For centuries Mogadishu was one of the most important and prosperous cities on the East African coast, lying right in the middle of the region’s gold trade and the Silk Road maritime route. In the 14th and 15th centuries various explorers described it as a magnificent metropolis, where buildings were several stories high and grandiose palaces and minarets dominated the city skyline. But you don’t have to go that far back to encounter a peaceful, vibrant, and cosmopolitan Mogadishu: up until the 1980s Somalia’s capital was a trendy tourist destination and a cultural hub, known as “The Pearl of The Indian Ocean” thanks to its impressive white architecture and sandy beaches.
Somalia has long had a rich theater and poetry tradition, but at the start of the 1970s the music scene exploded with influences from all over the world: Bollywood soundtracks, American funk and disco, Jamaican reggae, and the music of legends like Manu Dibango and Fela Kuti mixed with local rhythms and melodies: Banadiri rhythms from the south, the spirit summoning ritual music known as Saar, and the reggae-like Dhaanto of the nomadic tribes from the Ogaden region.

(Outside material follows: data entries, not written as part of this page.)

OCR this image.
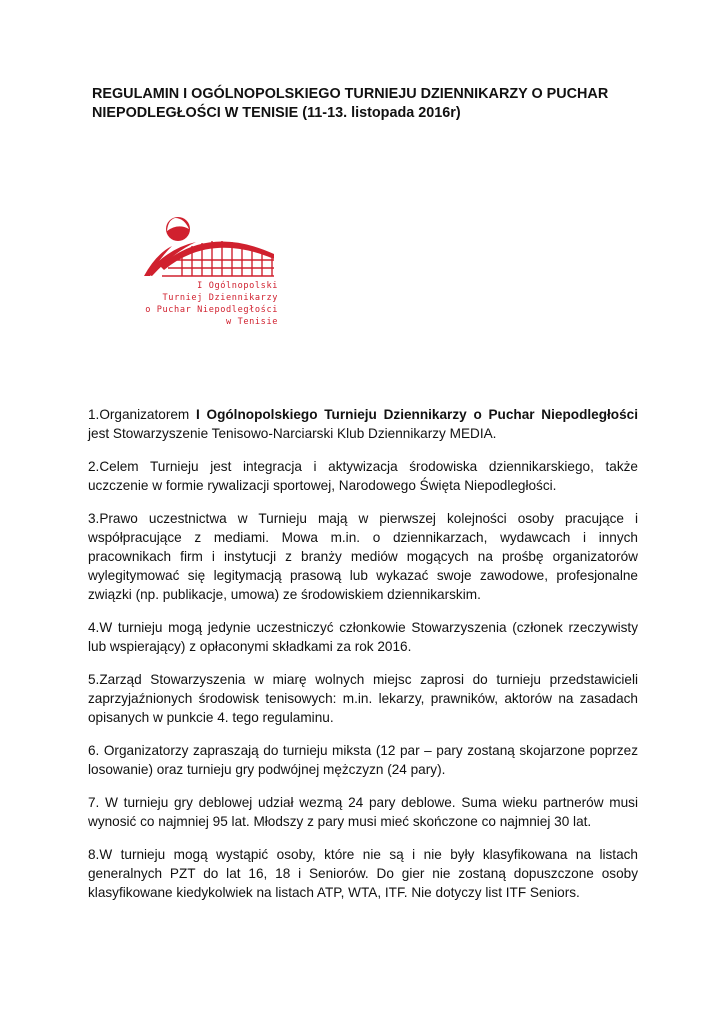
REGULAMIN I OGÓLNOPOLSKIEGO TURNIEJU DZIENNIKARZY O PUCHAR NIEPODLEGŁOŚCI W TENISIE (11-13. listopada 2016r)
I Ogólnopolski
Turniej Dziennikarzy
o Puchar Niepodległości
w Tenisie

1.Organizatorem I Ogólnopolskiego Turnieju Dziennikarzy o Puchar Niepodległości jest Stowarzyszenie Tenisowo-Narciarski Klub Dziennikarzy MEDIA.

2.Celem Turnieju jest integracja i aktywizacja środowiska dziennikarskiego, także uczczenie w formie rywalizacji sportowej, Narodowego Święta Niepodległości.

3.Prawo uczestnictwa w Turnieju mają w pierwszej kolejności osoby pracujące i współpracujące z mediami. Mowa m.in. o dziennikarzach, wydawcach i innych pracownikach firm i instytucji z branży mediów mogących na prośbę organizatorów wylegitymować się legitymacją prasową lub wykazać swoje zawodowe, profesjonalne związki (np. publikacje, umowa) ze środowiskiem dziennikarskim.

4.W turnieju mogą jedynie uczestniczyć członkowie Stowarzyszenia (członek rzeczywisty lub wspierający) z opłaconymi składkami za rok 2016.

5.Zarząd Stowarzyszenia w miarę wolnych miejsc zaprosi do turnieju przedstawicieli zaprzyjaźnionych środowisk tenisowych: m.in. lekarzy, prawników, aktorów na zasadach opisanych w punkcie 4. tego regulaminu.

6. Organizatorzy zapraszają do turnieju miksta (12 par – pary zostaną skojarzone poprzez losowanie) oraz turnieju gry podwójnej mężczyzn (24 pary).

7. W turnieju gry deblowej udział wezmą 24 pary deblowe. Suma wieku partnerów musi wynosić co najmniej 95 lat. Młodszy z pary musi mieć skończone co najmniej 30 lat.

8.W turnieju mogą wystąpić osoby, które nie są i nie były klasyfikowana na listach generalnych PZT do lat 16, 18 i Seniorów. Do gier nie zostaną dopuszczone osoby klasyfikowane kiedykolwiek na listach ATP, WTA, ITF. Nie dotyczy list ITF Seniors.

This concoction resulted in the new Somali sound that would become emblematic of the period known as Somalia’s Golden Age. Bands like Dur-Dur and Iftin dressed in the latest fashion, rocking afros, platform shoes, and sequinned jackets while performing at the city’s best nightclubs, mostly located in its fanciest hotels, like the Jazeera, Jubba and the emblematic Al-Uruba. Women, too, were central to the scene, and singers like Fadumo Qassim, backed by the legendary Shareero Band, as well as Dur-Dur’s Sahra Dawo, became some of the country’s biggest stars.
All this artistic production — including the work of Mogadishu’s National Theatre, which had opened in 1969 and was seen as central force in the development of a new, proudly Somali society — flourished in the shadow of a repressive regime led by Siad Barre, who had taken power in 1969 following a bloodless coup. His socialist and nationalistic government guaranteed universal education and promoted the arts in an effort to rebuild Somali culture after years of colonialism. Different ministries and government branches even sponsored their own bands: Iftin Band for example were the Ministry of Education’s group, while Bakaka Band, who would later become the great Dur-Dur, were sponsored by the Ministry of Interior.
Although this was a fertile period for Somali arts and music, it didn’t take long for Barre’s regime to become violently repressive. By the late 1980s the country was in the grip of a severe economic crisis, and as dissidence began bubbling, musicians saw a gradual curtailment of their freedom. Many left for Europe, America, and the Middle East. In his attempt to thwart secessionist movements in the north of the country, in 1988 Barre attacked current day Somaliland, completely razing the city, including the famous Radio Hargeisa and its archives, to the ground. The civil war that swept the country a few years later all but wiped out the remaining traces of the once vibrant Golden Era, and after decades of war and myopic reporting the music and legacy of bands like Sharero, Iftin, and Dur Dur was almost forgotten.
“It’s a tragedy that young Somalis don’t know about their culture, and that it hasn’t always been like this,” Dr Jama Musse Jama, the founder of Hargeisa’s Red Sea Cultural Centre, once told me. Both Somalia and Somaliland (which has since become independent, although it is not internationally recognized) have become much more conservative, and music is strictly frowned upon or completely banned in many spaces. However, thanks to the work of people like Jama, who is curating and digitizing an extensive tape archive — which includes hundreds of tapes salvaged from Radio Hargeisa — and fostering a local arts and culture scene, younger generations are delving into Somali’s Golden Era music and rediscovering a past they knew little about. And, thanks to labels like Analog Africa and Ostinato, the rest of the world is also hearing the hypnotic vocals and funky instrumentals of Somali pop for the first time.
While music is still mostly absent in Somalia, in Somaliland there are some small signs of hope. Hargeisa’s Red Sea Cultural Centre organizes a yearly Book Fair which includes musical performances, and singer Sahra Halgan has founded the country’s first music venue after returning from years of exile.